O problema é que, no segundo trimestre, os gastos da Previdência vão aumentar sensivelmente. Em abril, entrou em vigor o salário mínimo de R$ 350, resultado de um aumento real (acima da inflação) de cerca de 12%, e que é pago a 18 milhões de pensionistas do INSS. Em maio, os benefícios e pensões pagos pelo INSS a quem recebe mais de um salário mínimo por mês virão corrigidos por um aumento de 5%.

Eduardo Velho estima que, em 2006, o déficit do INSS deverá aumentar de 1,97% para 2,4% do PIB ou, numa expectativa mais pessimista, para 2,6% do PIB. Isso faz, portanto, com que a deterioração estimada do déficit do INSS, em relação ao superávit de 4,83% do PIB realizado em 2005, esteja num intervalo entre 0,43% e 0,63% do PIB. Diante disso, explica o economista, levando-se em conta o cenário mais otimista da Previdência, "a margem de tolerância de deterioração do superávit primário, excluído o INSS (ou seja, a expansão líquida dos gastos do governo, fora INSS), para cumprir a meta central de 4,25% do PIB seria de 0,15%".

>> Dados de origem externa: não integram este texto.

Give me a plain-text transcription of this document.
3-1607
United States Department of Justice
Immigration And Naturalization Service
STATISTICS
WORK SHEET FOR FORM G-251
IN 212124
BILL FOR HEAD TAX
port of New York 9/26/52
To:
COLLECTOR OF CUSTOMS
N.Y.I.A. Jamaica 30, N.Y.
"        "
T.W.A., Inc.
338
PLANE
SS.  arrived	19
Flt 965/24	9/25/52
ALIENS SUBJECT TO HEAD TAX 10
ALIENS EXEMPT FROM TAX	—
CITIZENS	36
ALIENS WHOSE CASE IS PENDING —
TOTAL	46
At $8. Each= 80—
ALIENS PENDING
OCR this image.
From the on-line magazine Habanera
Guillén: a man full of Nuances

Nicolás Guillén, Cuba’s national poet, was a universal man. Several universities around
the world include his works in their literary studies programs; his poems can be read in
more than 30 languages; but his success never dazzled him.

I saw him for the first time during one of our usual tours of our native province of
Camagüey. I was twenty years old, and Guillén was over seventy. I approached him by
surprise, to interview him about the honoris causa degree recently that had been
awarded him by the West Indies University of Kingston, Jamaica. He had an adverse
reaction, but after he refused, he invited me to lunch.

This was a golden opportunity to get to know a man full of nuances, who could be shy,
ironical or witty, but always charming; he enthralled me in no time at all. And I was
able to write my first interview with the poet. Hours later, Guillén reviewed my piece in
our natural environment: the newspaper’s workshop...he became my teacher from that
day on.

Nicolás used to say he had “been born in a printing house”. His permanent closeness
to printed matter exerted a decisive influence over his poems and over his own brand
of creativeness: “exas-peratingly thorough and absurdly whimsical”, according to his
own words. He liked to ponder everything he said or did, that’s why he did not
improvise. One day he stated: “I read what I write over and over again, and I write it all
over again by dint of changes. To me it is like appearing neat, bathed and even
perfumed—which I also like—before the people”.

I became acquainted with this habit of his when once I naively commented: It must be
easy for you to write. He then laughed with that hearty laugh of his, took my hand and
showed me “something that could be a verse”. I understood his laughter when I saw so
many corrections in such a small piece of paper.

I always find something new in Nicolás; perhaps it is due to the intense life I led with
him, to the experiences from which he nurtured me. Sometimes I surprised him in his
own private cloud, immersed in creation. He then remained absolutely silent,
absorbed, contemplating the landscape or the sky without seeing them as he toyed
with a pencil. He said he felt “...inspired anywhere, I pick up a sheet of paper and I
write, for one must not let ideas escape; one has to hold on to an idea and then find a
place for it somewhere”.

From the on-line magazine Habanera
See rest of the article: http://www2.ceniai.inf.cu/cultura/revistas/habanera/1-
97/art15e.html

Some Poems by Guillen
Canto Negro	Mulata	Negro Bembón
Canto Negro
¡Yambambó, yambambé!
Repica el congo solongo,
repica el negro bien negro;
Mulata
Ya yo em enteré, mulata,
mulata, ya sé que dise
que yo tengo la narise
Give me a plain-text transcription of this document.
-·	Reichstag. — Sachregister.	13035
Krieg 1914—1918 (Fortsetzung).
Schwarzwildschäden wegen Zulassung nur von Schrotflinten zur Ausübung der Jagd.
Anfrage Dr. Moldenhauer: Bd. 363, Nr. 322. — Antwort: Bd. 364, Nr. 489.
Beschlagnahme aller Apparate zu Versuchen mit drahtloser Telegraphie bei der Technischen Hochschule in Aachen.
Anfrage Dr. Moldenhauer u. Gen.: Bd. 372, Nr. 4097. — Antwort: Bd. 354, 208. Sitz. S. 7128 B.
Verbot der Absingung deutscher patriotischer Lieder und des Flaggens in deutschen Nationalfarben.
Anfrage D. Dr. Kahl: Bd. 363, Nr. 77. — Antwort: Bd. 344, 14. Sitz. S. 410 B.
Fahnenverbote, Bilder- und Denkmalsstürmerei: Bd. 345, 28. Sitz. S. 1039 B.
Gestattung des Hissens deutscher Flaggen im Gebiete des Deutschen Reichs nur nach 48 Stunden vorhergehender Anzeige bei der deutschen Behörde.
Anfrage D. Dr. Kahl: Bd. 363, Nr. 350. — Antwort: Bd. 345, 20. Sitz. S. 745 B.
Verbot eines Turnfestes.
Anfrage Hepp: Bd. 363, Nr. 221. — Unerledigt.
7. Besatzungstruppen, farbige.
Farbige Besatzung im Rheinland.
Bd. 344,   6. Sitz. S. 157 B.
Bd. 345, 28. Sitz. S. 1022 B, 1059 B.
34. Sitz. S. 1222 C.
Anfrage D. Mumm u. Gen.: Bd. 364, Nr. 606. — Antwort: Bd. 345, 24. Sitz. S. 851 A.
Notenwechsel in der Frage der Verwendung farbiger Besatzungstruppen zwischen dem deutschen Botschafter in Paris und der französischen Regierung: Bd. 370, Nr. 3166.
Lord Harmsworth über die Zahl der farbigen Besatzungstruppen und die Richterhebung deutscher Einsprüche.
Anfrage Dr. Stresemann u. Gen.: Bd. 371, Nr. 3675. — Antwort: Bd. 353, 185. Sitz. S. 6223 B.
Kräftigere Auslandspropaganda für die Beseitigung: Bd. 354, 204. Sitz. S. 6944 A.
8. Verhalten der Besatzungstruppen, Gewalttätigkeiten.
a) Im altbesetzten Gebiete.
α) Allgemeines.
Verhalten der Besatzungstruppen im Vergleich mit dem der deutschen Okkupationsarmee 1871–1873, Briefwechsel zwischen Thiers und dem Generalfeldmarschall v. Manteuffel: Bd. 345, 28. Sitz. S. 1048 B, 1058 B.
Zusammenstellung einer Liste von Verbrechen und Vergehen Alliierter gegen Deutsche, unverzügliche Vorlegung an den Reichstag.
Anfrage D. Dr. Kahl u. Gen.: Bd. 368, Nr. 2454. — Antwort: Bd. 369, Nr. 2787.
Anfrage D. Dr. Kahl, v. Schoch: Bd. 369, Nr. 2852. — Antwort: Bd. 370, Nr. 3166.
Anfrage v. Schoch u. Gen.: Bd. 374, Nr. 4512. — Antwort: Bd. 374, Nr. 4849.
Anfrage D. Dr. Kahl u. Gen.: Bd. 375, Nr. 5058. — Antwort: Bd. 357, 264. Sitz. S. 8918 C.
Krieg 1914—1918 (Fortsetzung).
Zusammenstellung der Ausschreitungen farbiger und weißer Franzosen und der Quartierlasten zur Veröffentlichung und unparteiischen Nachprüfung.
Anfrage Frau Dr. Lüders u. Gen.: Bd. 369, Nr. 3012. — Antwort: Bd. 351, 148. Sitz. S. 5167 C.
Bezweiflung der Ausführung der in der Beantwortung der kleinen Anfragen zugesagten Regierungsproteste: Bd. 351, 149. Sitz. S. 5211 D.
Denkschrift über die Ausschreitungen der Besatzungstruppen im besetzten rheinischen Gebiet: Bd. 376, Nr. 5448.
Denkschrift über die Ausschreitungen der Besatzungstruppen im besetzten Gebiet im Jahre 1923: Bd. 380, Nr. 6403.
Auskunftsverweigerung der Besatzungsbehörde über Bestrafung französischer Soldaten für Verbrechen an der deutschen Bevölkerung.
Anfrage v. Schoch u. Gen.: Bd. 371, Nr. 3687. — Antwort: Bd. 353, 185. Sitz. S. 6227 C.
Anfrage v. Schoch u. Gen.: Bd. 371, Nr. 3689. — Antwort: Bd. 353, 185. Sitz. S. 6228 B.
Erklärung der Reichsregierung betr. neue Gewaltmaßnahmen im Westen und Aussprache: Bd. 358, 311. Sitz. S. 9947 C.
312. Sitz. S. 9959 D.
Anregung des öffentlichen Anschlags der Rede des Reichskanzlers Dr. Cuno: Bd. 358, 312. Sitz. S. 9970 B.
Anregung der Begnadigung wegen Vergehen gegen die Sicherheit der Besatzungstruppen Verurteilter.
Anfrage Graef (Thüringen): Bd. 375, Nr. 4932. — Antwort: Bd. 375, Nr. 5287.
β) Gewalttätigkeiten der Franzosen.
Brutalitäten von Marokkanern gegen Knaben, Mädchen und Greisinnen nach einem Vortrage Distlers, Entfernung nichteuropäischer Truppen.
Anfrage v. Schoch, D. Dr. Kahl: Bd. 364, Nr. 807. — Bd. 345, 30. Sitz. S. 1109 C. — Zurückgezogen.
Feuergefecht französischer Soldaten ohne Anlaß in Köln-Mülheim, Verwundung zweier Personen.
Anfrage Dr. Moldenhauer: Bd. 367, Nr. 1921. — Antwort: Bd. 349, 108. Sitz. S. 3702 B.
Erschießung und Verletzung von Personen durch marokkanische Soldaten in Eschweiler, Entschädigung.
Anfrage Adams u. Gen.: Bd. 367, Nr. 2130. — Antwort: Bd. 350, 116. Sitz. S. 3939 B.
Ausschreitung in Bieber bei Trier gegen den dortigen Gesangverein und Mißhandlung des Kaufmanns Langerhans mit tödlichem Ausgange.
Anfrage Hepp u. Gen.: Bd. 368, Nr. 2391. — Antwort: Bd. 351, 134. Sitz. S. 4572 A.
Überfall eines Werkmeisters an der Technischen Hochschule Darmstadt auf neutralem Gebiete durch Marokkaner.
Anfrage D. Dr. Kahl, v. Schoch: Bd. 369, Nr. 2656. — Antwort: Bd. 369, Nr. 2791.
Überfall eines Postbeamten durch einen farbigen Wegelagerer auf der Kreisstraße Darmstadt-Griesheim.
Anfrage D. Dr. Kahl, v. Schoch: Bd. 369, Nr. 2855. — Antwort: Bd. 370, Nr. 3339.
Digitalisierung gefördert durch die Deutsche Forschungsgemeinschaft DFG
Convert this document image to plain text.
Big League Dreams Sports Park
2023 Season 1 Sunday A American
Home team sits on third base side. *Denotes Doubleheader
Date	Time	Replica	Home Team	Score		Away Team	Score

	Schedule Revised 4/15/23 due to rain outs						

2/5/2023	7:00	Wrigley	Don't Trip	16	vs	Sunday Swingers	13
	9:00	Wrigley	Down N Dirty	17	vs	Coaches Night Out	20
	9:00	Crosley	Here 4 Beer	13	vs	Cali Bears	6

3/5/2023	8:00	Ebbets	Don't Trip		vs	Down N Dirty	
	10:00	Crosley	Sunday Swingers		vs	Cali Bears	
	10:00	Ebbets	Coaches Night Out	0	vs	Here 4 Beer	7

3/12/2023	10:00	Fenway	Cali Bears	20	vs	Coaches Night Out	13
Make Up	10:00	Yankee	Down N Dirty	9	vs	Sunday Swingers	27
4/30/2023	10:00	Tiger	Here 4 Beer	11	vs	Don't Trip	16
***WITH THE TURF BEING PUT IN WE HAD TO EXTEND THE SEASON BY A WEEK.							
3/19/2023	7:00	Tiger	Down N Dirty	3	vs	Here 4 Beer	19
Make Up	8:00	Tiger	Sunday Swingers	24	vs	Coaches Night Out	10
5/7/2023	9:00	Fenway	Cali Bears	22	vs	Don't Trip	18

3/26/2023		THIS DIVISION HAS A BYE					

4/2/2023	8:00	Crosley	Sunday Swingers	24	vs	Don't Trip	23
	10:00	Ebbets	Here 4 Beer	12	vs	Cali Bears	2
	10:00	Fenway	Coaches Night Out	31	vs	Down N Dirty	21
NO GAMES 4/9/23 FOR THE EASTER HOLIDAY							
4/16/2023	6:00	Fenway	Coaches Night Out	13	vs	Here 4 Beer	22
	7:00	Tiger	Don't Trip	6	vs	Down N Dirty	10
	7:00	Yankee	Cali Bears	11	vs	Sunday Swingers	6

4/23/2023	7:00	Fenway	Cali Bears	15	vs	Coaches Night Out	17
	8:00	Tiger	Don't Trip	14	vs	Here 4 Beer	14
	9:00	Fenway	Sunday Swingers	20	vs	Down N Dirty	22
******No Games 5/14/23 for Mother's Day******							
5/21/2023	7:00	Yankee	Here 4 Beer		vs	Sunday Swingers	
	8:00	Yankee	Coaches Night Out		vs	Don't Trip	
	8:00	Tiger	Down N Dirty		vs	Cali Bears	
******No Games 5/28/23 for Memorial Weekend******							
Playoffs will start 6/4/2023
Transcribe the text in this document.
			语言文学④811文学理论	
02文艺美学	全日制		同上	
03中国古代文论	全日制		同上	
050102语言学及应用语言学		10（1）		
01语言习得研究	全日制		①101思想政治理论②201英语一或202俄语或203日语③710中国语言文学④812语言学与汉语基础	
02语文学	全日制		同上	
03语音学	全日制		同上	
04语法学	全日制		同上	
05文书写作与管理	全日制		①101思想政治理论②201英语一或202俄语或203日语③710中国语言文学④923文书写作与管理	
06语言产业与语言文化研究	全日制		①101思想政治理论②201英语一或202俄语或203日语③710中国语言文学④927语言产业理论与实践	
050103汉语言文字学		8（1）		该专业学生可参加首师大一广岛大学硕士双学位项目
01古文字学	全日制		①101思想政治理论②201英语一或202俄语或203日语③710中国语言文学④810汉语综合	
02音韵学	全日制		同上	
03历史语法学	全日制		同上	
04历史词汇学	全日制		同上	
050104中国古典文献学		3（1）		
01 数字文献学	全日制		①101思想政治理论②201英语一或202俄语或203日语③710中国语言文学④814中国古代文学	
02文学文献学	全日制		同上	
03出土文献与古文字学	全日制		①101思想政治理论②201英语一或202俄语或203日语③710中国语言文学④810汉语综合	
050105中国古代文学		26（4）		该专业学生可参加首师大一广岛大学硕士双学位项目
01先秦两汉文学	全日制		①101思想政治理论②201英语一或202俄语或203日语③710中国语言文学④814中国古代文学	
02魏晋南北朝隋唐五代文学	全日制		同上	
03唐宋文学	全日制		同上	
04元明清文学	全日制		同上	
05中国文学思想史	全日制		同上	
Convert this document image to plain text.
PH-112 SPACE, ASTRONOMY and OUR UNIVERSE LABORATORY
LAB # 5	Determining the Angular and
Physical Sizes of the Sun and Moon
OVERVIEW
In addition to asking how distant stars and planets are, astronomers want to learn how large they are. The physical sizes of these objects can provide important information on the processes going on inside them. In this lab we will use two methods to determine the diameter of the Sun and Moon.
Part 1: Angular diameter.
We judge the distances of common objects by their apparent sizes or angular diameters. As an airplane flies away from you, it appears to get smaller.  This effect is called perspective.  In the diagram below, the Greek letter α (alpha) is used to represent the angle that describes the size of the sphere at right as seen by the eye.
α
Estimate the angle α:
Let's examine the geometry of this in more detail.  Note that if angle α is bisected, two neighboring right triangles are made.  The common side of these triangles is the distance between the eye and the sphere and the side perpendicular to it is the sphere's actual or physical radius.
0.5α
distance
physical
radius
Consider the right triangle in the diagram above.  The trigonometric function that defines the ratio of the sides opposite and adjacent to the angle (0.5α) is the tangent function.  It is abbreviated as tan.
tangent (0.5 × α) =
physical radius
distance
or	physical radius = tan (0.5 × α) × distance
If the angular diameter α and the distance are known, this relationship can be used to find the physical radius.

"Por enquanto, a deterioração fiscal do resultado primário (de 0,45% do Produto Interno Bruto) do primeiro bimestre está dentro da margem de expansão (incluindo INSS) condicionada com o cumprimento da meta central de 4,2% do PIB. Entretanto, no segundo trimestre, a probabilidade de a deterioração superar a margem total de tolerância é significativamente elevada, ou seja, o superávit primário em 12 meses pode ficar abaixo da meta central até junho", adverte o economista da Mandarim.

Intramuros, integrantes da equipe econômica dizem que que não há motivo para preocupação, porque no segundo semestre, por causa das restrições previstas na legislação eleitoral, o governo pisará no freio dos gastos. Poderá ser tarde demais.

Como bem lembra Eduardo Velho, a atual política fiscal, com superávit de 4,25% do PIB, já é, se comparada à do último ano, expansionista. Contribuirá, em termos líquidos, com R$ 11,5 bilhões (0,58% do PIB) para a expansão da demanda agregada, o que pode tornar o Banco Central ainda mais conservador em relação ao ritmo de redução dos juros. "Isso reforça o ponto de que a redução gradual da taxa de juros torna-se mais prudente na atual conjuntura, pois, não está piorando a expectativa de crescimento da economia brasileira, muito pelo contrário", observa o economista.

Foi importante que, ao assumir o comando da Fazenda, o ministro Guido Mantega tenha dito que cumprirá a meta de superávit primário. Teria sido mais relevante ainda mostrar publicamente por que não há razão para temores. Até agora, o que se viu foram sinais de piora fiscal. As expectativas podem se deteriorar e influenciar a curva futura de juros, o que, definitivamente, não é bom para o país.